In practice, it is okay to use a common service keytab file for both Metastore and HiveServer2. Furthermore it is also okay to use the same service keytab file for renewing HDFS and Hive tokens. Thus the user can use a single service keytab file for running Hive on Kubernetes. (The default configuration files in an MR3 release use a single service keytab hive.service.keytab for all three purposes.)

Building a Docker Image

The user can build a Docker image for running Hive on MR3 on Kubernetes. The first step is to collect all necessary files in the directory kubernetes/hive by executing build-k8s.sh:

--hivesrc2                # Choose hive2-mr3 (based on Hive 2.3.6).
--hivesrc3                # Choose hive3-mr3 (based on Hive 3.1.2) (default).
--hivesrc4                # Choose hive4-mr3 (based on Hive 4.0.0-SNAPSHOT).

Note that before executing build-k8s.sh, HADOOP_HOME_LOCAL in env.sh should point to the installation directory of Hadoop. build-k8s.sh copies some files from the Hadoop installation as well as jar files from MR3, Tez, and Hive. Here is an example:

$ ./clean-k8.sh
$ ./build-k8s.sh --hivesrc3
$ ls kubernetes/hive/hadoop/apache-hadoop/
bin  etc  lib  libexec  share
$ ls kubernetes/hive/hive/apache-hive/
bin  conf  hcatalog  lib

Next the user should set two environment variables in kubernetes/env.sh (not env.sh in the installation directory):

DOCKER_HIVE_IMG=10.1.91.17:5000/hive3:latest
DOCKER_USER=hive
  • DOCKER_HIVE_IMG is the full name of the Docker image including a tag. It specifies the name of the Docker image for running HiveServer2 which may include the address of a running Docker server.
  • DOCKER_USER should match the user specified in kubernetes/hive/Dockerfile (which is hive by default).
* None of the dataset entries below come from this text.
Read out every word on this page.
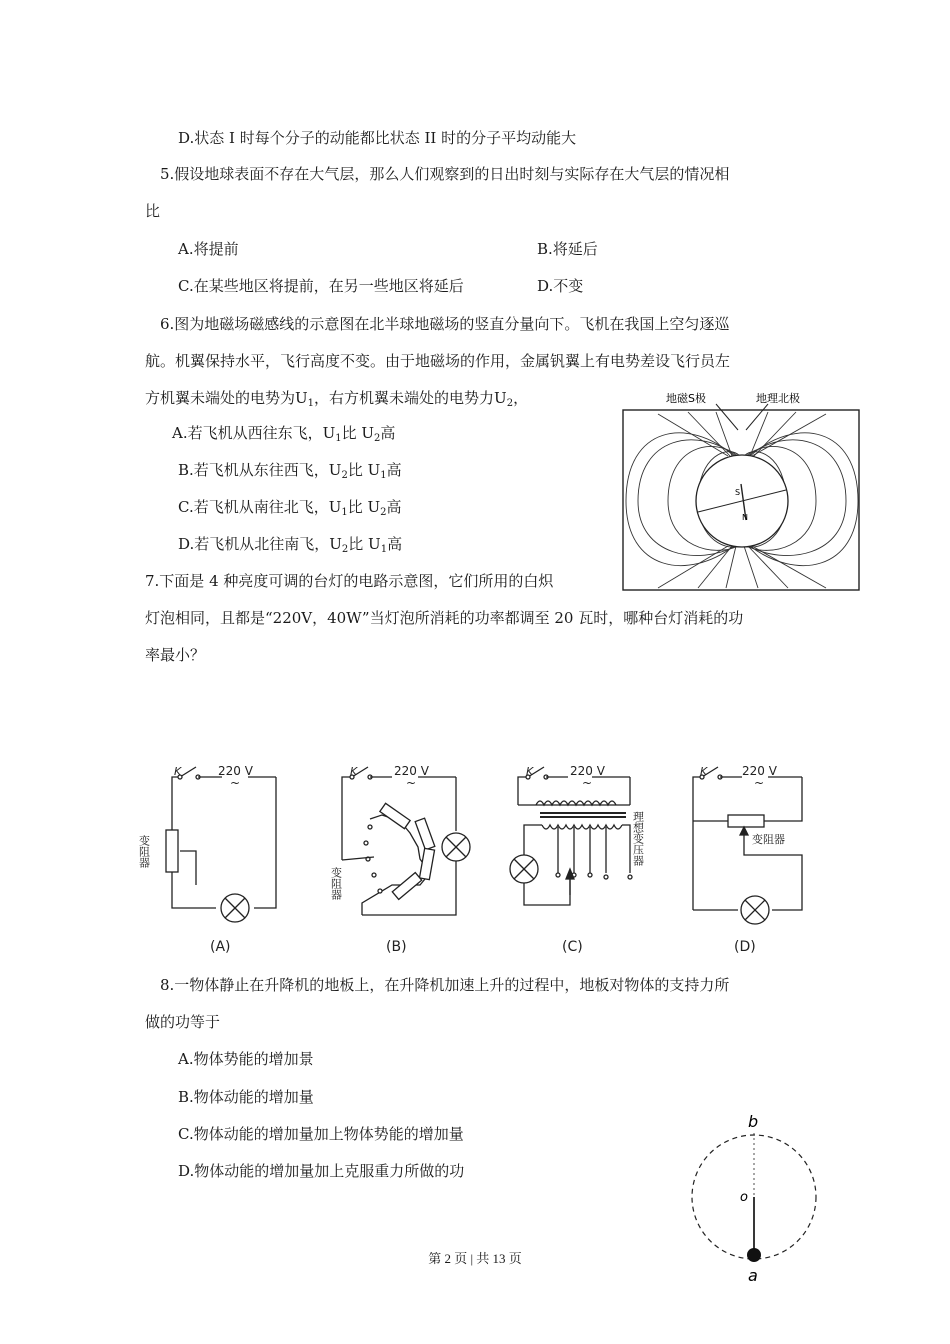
D.状态 I 时每个分子的动能都比状态 II 时的分子平均动能大
5.假设地球表面不存在大气层，那么人们观察到的日出时刻与实际存在大气层的情况相
比
A.将提前	B.将延后
C.在某些地区将提前，在另一些地区将延后	D.不变
6.图为地磁场磁感线的示意图在北半球地磁场的竖直分量向下。飞机在我国上空匀逐巡
航。机翼保持水平，飞行高度不变。由于地磁场的作用，金属钒翼上有电势差设飞行员左
方机翼未端处的电势为$U_1$，右方机翼未端处的电势力$U_2$，
A.若飞机从西往东飞，$U_1$比 $U_2$高
B.若飞机从东往西飞，$U_2$比 $U_1$高
C.若飞机从南往北飞，$U_1$比 $U_2$高
D.若飞机从北往南飞，$U_2$比 $U_1$高
地磁S极	地理北极
S
N
7.下面是 4 种亮度可调的台灯的电路示意图，它们所用的白炽
灯泡相同，且都是“220V，40W”当灯泡所消耗的功率都调至 20 瓦时，哪种台灯消耗的功
率最小？
K	220 V
~
变阻器
(A)
K	220 V
~
变阻器
(B)
K	220 V
~
理想变压器
(C)
K	220 V
~
变阻器
(D)
8.一物体静止在升降机的地板上，在升降机加速上升的过程中，地板对物体的支持力所
做的功等于
A.物体势能的增加景
B.物体动能的增加量
C.物体动能的增加量加上物体势能的增加量
D.物体动能的增加量加上克服重力所做的功
b
o
a
第 2 页 | 共 13 页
By default, ContainerWorker Pods use the same Docker image specified by the environment variable DOCKER_HIVE_IMG. Alternatively the user can choose to create a separate Docker image which uses kubernetes/hive/Dockerfile-worker and is smaller than the main Docker image. In order to create a Docker image for ContainerWorker Pods, either set an environment variable DOCKER_HIVE_WORKER_IMG to an approprivate name (e.g., 10.1.91.17:5000/hive3worker:latest) or directly update kubernetes/env.sh.

DOCKER_HIVE_WORKER_IMG=${DOCKER_HIVE_WORKER_IMG:-$DOCKER_HIVE_IMG}

The last step is to build a Docker image from Dockerfile in the directory kubernetes/hive by executing kubernetes/build-hive.sh. The script builds a Docker image (which contains everything for running HiveServer2, DAGAppMaster, and ContainerWorker) and registers it to the Docker server specified in kubernetes/env.sh. If successful, the user can pull the Docker image on another node:

$ kubernetes/build-hive.sh
$ docker pull 10.1.91.17:5000/hive3
Using default tag: latest
Trying to pull repository 10.1.91.17:5000/hive3 ... 
latest: Pulling from 10.1.91.17:5000/hive3
581e78aaf612: Already exists 
...
14c45e1e7f1d: Pull complete 
Digest: sha256:ce1959eea28f53cb4d075466b5c5b613801b2b8d033f7469949505766f9af621
Status: Downloaded newer image for 10.1.91.17:5000/hive3:latest

Dockerfile included in an MR3 release is based on the Docker image centos:7.6.1810. The user may use his or her own Dockerfile as far as the final Docker image contains: 1) Java 8; 2) glibc.

  • The popular alpine Linux does not include glibc.